Trying Log-Encoded Videography

May 16, 2026

I recently started trying to shoot video on my Nikon Z8. Because I shoot RAW for still photos, I thought I would try shooting N-Log footage as an equivalent. I quickly discovered the world of color grading, and it’s quite a step up in complexity from processing RAW photos.

I started by trying to get a DaVinci Resolve flatpak to work. It’s a little tricky with my Sway/Guix setup because I’m not running XWayland and I read DaVinci Resolve is a little finicky about the linux distro you use. I was able to get it to start up with Claude’s help, but it was crashing when I imported video in one of the libraries for processing video. Long story short, I gave up on that and tried kdenlive.

Kdenlive was stable and worked well out of the box for me. However, I struggled getting the color I wanted right even though I was able to download and apply the Nikon LUT. I think Kdenlive might have been more focused on color grading normal videos rather than ones on a log scale.
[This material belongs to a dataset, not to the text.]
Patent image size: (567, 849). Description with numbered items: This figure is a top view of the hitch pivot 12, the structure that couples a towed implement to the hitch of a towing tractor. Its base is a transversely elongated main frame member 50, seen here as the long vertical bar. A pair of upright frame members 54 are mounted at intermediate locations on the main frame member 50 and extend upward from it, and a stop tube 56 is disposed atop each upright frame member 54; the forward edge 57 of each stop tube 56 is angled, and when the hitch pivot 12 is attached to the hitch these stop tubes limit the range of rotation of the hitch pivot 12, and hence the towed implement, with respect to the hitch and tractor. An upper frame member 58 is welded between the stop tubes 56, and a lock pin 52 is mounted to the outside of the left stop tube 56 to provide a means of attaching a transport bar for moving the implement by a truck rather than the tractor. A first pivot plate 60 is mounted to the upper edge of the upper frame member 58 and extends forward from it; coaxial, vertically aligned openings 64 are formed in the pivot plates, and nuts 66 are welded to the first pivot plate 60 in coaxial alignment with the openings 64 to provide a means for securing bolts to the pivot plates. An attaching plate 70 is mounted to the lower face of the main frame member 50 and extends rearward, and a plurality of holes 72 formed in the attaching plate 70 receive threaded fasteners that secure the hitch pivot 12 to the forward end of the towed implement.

To get the contrast I wanted I felt like I had to use a custom curve, and replicating that on every cut I had started to add a lot of time to something I wasn’t really interested in doing. Maybe it would get easier with time but I guess it sort of took the fun out of it for me. Along the same lines, sometimes processing photos gets tiring, but not to the point where I shoot with JPEG. I think if cameras got to the point where you could have a 10 or 12-bit pre-processed JPEG XL photo coming out of the camera, I might still shoot RAW.
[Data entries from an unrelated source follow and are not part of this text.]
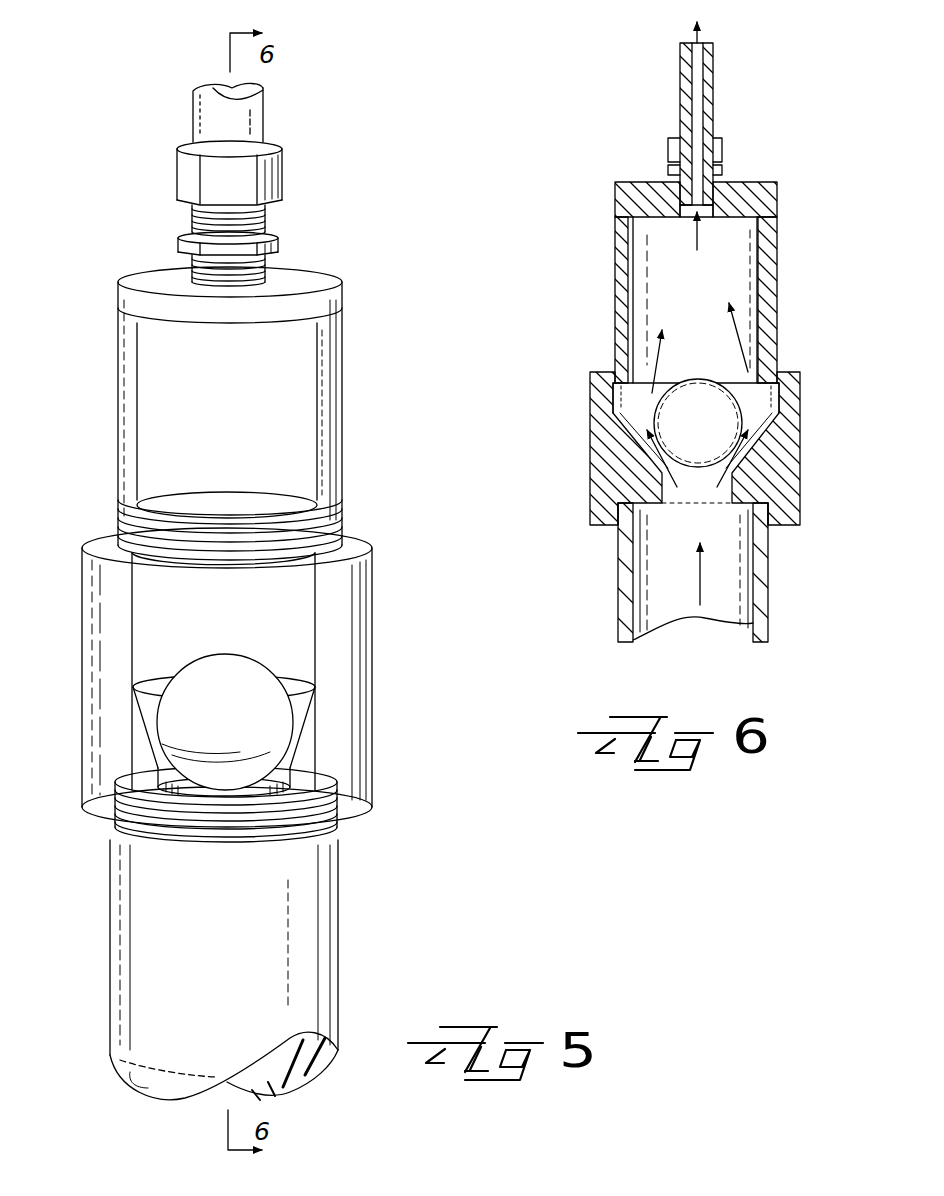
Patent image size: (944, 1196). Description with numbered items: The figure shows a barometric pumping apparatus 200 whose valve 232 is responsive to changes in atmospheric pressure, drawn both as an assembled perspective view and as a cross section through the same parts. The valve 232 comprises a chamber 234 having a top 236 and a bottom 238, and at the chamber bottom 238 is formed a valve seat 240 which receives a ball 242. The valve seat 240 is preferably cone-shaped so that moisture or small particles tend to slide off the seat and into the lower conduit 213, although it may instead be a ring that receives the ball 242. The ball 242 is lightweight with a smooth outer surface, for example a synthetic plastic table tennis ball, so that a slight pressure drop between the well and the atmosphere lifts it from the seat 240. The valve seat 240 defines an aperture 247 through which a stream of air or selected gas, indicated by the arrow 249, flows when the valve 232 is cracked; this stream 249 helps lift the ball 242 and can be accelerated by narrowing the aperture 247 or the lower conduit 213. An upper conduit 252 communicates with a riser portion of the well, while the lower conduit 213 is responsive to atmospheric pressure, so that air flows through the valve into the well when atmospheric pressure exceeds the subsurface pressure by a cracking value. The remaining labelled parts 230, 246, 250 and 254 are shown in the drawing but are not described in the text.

In FIG. 5, the barometric pumping apparatus 200 is at (118, 197).
In FIG. 5, the lower conduit 213 is at (343, 902).
In FIG. 6, the lower conduit 213 is at (768, 607).
In FIG. 5, the check valve 230 is at (108, 824).
In FIG. 5, the valve 232 is at (356, 418).
In FIG. 5, the chamber 234 is at (338, 517).
In FIG. 6, the chamber 234 is at (615, 343).
In FIG. 5, the top 236 is at (342, 330).
In FIG. 6, the top 236 is at (777, 218).
In FIG. 5, the bottom 238 is at (372, 726).
In FIG. 6, the bottom 238 is at (800, 458).
In FIG. 5, the valve seat 240 is at (153, 702).
In FIG. 6, the valve seat 240 is at (613, 405).
In FIG. 5, the ball 242 is at (250, 732).
In FIG. 6, the ball 242 is at (720, 437).
In FIG. 5, the lower threaded portion 246 is at (343, 831).
In FIG. 6, the lower threaded portion 246 is at (800, 525).
In FIG. 5, the aperture 247 is at (262, 787).
In FIG. 6, the aperture 247 is at (697, 497).
In FIG. 6, the air stream 249 is at (755, 340).
In FIG. 5, the end cap 250 is at (150, 277).
In FIG. 6, the end cap 250 is at (633, 185).
In FIG. 5, the upper conduit 252 is at (193, 118).
In FIG. 6, the upper conduit 252 is at (713, 65).
In FIG. 5, the inner chamber 254 is at (298, 387).
In FIG. 6, the inner chamber 254 is at (722, 358).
Ultimately, in the environment I was shooting video in, I don’t think I need another N levels of dynamic range, and I don’t want to spend an hour on color if I’m making essentially home videos. It’s already noticeably nicer than cell phone footage or any home video setup I had when I was a kid. It was great to have a video off the camera that was ready to upload, of course after I got my AI agent to put together a ffmpeg command line to make it smaller/internet-ready.